A Python utility to check IP addresses (IPv4) in log files against the IPsum blocklist.
Useful for analyzing access logs or security event logs to identify potentially malicious IP addresses and evaluate how the IPsum blocklist at the given level would block those (for example by using ufw-blocklist)
- Parses plain text or compressed log files (
.gz
,.bz2
,.lzma
) - Extracts IPv4 addresses from log lines
- Optionally filters log entries by include / exclude search terms (case sensitive or insensitive)
- Selects the N-th IPv4 address from each line for evaluation (supports negative indexing)
- Checks IPs against different levels of the IPsum block list
- Supports caching of IPsum data (with optional expiration)
- Outputs a summary and top N matched IPs
- Handles log rotation: supports parsing older
.log.N(.gz|.bz2|.lzma)
files - Memory-efficient: processes data line per line
- Optionally output as JSON to stdout
- Python 3.7+, so all supported versions can run this
- No third-party dependencies!
Just clone the repo to a directory of your choice:
git clone https://github.com/qubitstream/ipsum-log-block-check.git
cd ipsum-log-block-check
python ipsum_log_block_check.py --help
Clone the repo to /opt/ipsum-log-block-check
, then create a symlink in /usr/local/bin/ipsum_log_block_check.py
Any user can the run ipsum_log_block_check.py
, which should be available in PATH.
Of course, some python interpreter must be available.

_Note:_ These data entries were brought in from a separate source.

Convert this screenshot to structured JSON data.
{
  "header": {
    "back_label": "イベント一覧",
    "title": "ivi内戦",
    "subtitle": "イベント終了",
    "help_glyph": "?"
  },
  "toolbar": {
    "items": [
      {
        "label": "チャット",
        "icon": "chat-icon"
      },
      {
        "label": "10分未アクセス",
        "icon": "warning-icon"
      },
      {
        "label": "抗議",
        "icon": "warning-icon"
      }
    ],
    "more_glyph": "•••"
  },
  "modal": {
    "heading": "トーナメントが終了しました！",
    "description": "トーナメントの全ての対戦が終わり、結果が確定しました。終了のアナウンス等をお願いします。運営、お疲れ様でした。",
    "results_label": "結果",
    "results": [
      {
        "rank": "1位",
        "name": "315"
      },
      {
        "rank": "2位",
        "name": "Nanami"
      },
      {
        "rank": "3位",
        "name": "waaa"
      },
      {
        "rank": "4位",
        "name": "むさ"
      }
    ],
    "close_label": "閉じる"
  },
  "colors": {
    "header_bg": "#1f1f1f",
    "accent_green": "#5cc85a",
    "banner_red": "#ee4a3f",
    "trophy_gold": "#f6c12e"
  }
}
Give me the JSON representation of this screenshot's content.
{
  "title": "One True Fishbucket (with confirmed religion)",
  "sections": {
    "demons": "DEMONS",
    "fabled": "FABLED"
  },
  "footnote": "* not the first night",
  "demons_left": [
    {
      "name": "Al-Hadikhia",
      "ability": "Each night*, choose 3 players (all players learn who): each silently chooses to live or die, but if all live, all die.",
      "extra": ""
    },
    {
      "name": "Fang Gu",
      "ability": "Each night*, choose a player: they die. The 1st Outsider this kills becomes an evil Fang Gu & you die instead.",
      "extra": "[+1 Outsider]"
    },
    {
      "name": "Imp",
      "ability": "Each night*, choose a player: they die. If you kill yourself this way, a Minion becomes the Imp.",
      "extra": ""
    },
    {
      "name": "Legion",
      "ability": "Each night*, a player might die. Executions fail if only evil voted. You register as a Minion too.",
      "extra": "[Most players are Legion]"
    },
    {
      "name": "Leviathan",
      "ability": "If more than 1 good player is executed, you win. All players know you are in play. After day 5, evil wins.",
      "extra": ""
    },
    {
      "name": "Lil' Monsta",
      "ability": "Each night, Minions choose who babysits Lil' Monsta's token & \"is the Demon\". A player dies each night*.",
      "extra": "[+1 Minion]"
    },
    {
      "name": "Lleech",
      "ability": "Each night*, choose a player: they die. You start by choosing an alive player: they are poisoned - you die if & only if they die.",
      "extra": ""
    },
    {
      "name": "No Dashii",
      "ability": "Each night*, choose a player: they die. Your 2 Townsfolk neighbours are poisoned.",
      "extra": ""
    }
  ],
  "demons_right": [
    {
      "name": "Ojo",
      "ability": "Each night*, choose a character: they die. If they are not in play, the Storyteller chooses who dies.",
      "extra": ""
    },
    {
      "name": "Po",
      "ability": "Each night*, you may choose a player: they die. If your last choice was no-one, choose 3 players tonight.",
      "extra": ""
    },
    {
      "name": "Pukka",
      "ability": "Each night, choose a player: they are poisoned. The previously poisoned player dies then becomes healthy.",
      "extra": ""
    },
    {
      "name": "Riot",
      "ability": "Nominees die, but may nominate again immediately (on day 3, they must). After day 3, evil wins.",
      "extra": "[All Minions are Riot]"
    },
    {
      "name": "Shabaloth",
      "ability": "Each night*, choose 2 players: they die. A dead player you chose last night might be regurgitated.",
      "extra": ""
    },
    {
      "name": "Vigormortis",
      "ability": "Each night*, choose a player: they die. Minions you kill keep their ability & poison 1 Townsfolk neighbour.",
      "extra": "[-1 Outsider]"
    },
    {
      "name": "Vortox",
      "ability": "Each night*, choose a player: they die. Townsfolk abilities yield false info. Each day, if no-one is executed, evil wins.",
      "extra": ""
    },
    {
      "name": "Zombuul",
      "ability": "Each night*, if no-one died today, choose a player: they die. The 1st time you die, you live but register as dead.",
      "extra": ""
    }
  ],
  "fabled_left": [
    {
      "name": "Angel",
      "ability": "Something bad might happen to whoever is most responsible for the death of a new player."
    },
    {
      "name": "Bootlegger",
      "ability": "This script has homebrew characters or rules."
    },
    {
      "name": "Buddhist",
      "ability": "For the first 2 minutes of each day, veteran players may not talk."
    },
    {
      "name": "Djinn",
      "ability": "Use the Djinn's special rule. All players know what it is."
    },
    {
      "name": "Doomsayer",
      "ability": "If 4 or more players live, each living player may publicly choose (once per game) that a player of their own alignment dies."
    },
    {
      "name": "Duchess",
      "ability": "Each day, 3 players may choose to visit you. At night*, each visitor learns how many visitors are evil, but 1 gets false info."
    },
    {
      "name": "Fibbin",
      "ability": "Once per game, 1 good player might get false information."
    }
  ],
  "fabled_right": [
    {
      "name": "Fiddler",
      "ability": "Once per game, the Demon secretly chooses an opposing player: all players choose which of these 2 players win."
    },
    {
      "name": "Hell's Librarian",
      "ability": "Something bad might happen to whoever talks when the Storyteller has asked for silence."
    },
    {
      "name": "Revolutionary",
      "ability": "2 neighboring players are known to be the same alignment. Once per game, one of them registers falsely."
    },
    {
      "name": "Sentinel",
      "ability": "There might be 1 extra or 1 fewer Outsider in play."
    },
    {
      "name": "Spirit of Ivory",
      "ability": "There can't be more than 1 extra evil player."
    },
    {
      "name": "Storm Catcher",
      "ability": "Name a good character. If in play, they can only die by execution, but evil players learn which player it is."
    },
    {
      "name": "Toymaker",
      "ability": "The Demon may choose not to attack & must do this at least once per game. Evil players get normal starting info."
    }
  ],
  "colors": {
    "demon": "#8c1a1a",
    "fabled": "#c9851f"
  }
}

sudo git clone https://github.com/qubitstream/ipsum-log-block-check.git /opt/ipsum-log-block-check && sudo chmod 755 /opt/ipsum-log-block-check/ipsum_log_block_check.py && sudo ln -s /opt/ipsum-log-block-check/ipsum_log_block_check.py /usr/local/bin/ipsum_log_block_check.py
sudo git -C /opt/ipsum-log-block-check checkout -- ipsum_log_block_check.py && git -C /opt/ipsum-log-block-check pull origin master && sudo chmod 755 /opt/ipsum-log-block-check/ipsum_log_block_check.py
Check all IPs in a log file with default settings:
python ipsum_log_block_check.py /var/log/access.log
Only check lines containing "POST" (case sensitive), "failed login" (case insensitive) but not "admin" (case insensitive):
python ipsum_log_block_check.py -S POST -s "Failed login" -x admin /var/log/auth.log
Check multiple log files including rotated versions:
python ipsum_log_block_check.py -L 5 /var/log/nginx/access.log /var/log/apache2/access.log
python ipsum_log_block_check.py --json /var/log/fail2ban.log > report.json
Use a more strict blocking level:
python ipsum_log_block_check.py --ipsum-level 1 /var/log/auth.log
python ipsum_log_block_check.py \
-S "Failed password" \
-x "internal" \
--n-th-ip -1 \
--ipsum-level 1 \
--top-n 10 \
--older-logs-up-to-n 3 \
/var/log/auth.log
The default output shows:
- Script parameters and input files
- Information about the IPsum list used
- Top IP addresses found (if requested)
- Statistics on blocked vs. non-blocked IPs
- Line-by-line results showing each IP and whether it would be blocked
Example output (redacted)
[...]
BLOCKED | XXX.XXX.XXX.XXX | XXX.XXX.XXX.XXX - - [1 [...] .0.0.0 Safari/537.36"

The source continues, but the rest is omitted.